Um roteiro curto para não falhar (mesmo com orçamento apertado)
Se só puder fazer o essencial, faça isto antes de assinar o arranque:
- Visita técnica ao local com medições e lista de riscos (humidade, prumos, infra-estruturas).
- Definição de âmbito: o que entra e o que fica fora (e porquê).
- Três decisões fechadas: layout, redes (pontos e percursos), acabamentos principais com espessuras.
- Orçamento detalhado com exclusões explícitas.
- Calendário realista + prazos de materiais críticos (caixilharias e cozinha, quase sempre).
Quando a pré-construção parece “lenta”, mas é a parte mais rápida
Pode parecer que se está a atrasar a obra por semanas. Na verdade, está-se a comprar tempo futuro: menos paragens, menos discussões, menos refazer. É a diferença entre “avançar depressa” e “chegar cedo”.
E há um benefício silencioso: tranquilidade. Uma obra com pré-construção bem feita tem menos decisões em modo emergência e mais decisões em modo escolha.
Sinais de que está a fazer bem
- As alterações existem, mas são conscientes e registadas (não “surpresas”).
- O empreiteiro consegue explicar a sequência de trabalho sem hesitar.
- Há decisões tomadas antes de chegar à fase correspondente.
- Os aditivos, quando surgem, têm justificativa técnica e preço validável.

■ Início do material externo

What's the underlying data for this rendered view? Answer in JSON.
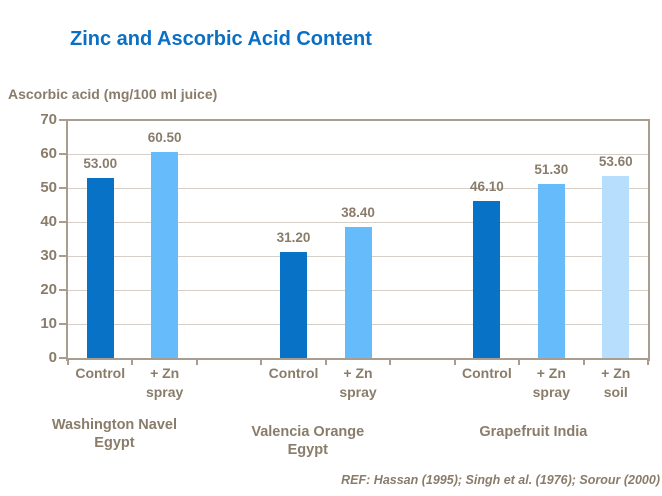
{
  "colors": {
    "title_blue": "#0B70C5",
    "text_brown": "#8A7C6A",
    "axis": "#A89D8F",
    "gridline": "#D5CFC7"
  },
  "chart_data": {
    "type": "bar",
    "title": "Zinc and Ascorbic Acid Content",
    "ylabel": "Ascorbic acid (mg/100 ml juice)",
    "xlabel": "",
    "ylim": [
      0,
      70
    ],
    "yticks": [
      "70",
      "60",
      "50",
      "40",
      "30",
      "20",
      "10",
      "0"
    ],
    "grid": "horizontal",
    "legend": "none",
    "series_colors": {
      "control": "#0873C6",
      "zn_spray": "#66BCFB",
      "zn_soil": "#B7DEFC"
    },
    "groups": [
      {
        "label_lines": [
          "Washington Navel",
          "Egypt"
        ],
        "bars": [
          {
            "category_lines": [
              "Control"
            ],
            "series": "control",
            "value": 53.0,
            "label": "53.00"
          },
          {
            "category_lines": [
              "+ Zn",
              "spray"
            ],
            "series": "zn_spray",
            "value": 60.5,
            "label": "60.50"
          }
        ]
      },
      {
        "label_lines": [
          "Valencia Orange",
          "Egypt"
        ],
        "bars": [
          {
            "category_lines": [
              "Control"
            ],
            "series": "control",
            "value": 31.2,
            "label": "31.20"
          },
          {
            "category_lines": [
              "+ Zn",
              "spray"
            ],
            "series": "zn_spray",
            "value": 38.4,
            "label": "38.40"
          }
        ]
      },
      {
        "label_lines": [
          "Grapefruit India"
        ],
        "bars": [
          {
            "category_lines": [
              "Control"
            ],
            "series": "control",
            "value": 46.1,
            "label": "46.10"
          },
          {
            "category_lines": [
              "+ Zn",
              "spray"
            ],
            "series": "zn_spray",
            "value": 51.3,
            "label": "51.30"
          },
          {
            "category_lines": [
              "+ Zn",
              "soil"
            ],
            "series": "zn_soil",
            "value": 53.6,
            "label": "53.60"
          }
        ]
      }
    ],
    "ref": "REF: Hassan (1995); Singh et al. (1976); Sorour (2000)"
  }
}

- A obra anda sem depender de telefonemas diários para “desenrascar”.
FAQ:
- Qual é a diferença entre planeamento de renovação e fase de pré-construção? O planeamento de renovação é o quadro geral (objectivos, orçamento, prioridades). A fase de pré-construção é a execução desse planeamento em detalhe: medições, projecto, compatibilização, orçamento fechado e sequência de obra.
- Quanto tempo deve durar a fase de pré-construção? Depende do tamanho e da complexidade, mas muitas renovações beneficiam de 2 a 6 semanas para fechar decisões, confirmar medidas e assegurar prazos de fornecimento.
- Vale a pena fazer pré-construção se a obra for “pequena”? Sim. Quanto menor a margem financeira, mais importante é evitar refazer e aditivos. Em obras pequenas, um erro de compatibilização pesa proporcionalmente mais.
- O que devo exigir no orçamento para evitar surpresas? Âmbito descrito, lista de inclusões/exclusões, quantidades, materiais por referência, condições (acessos, horários, remoção de entulho) e forma de tratar trabalhos a mais.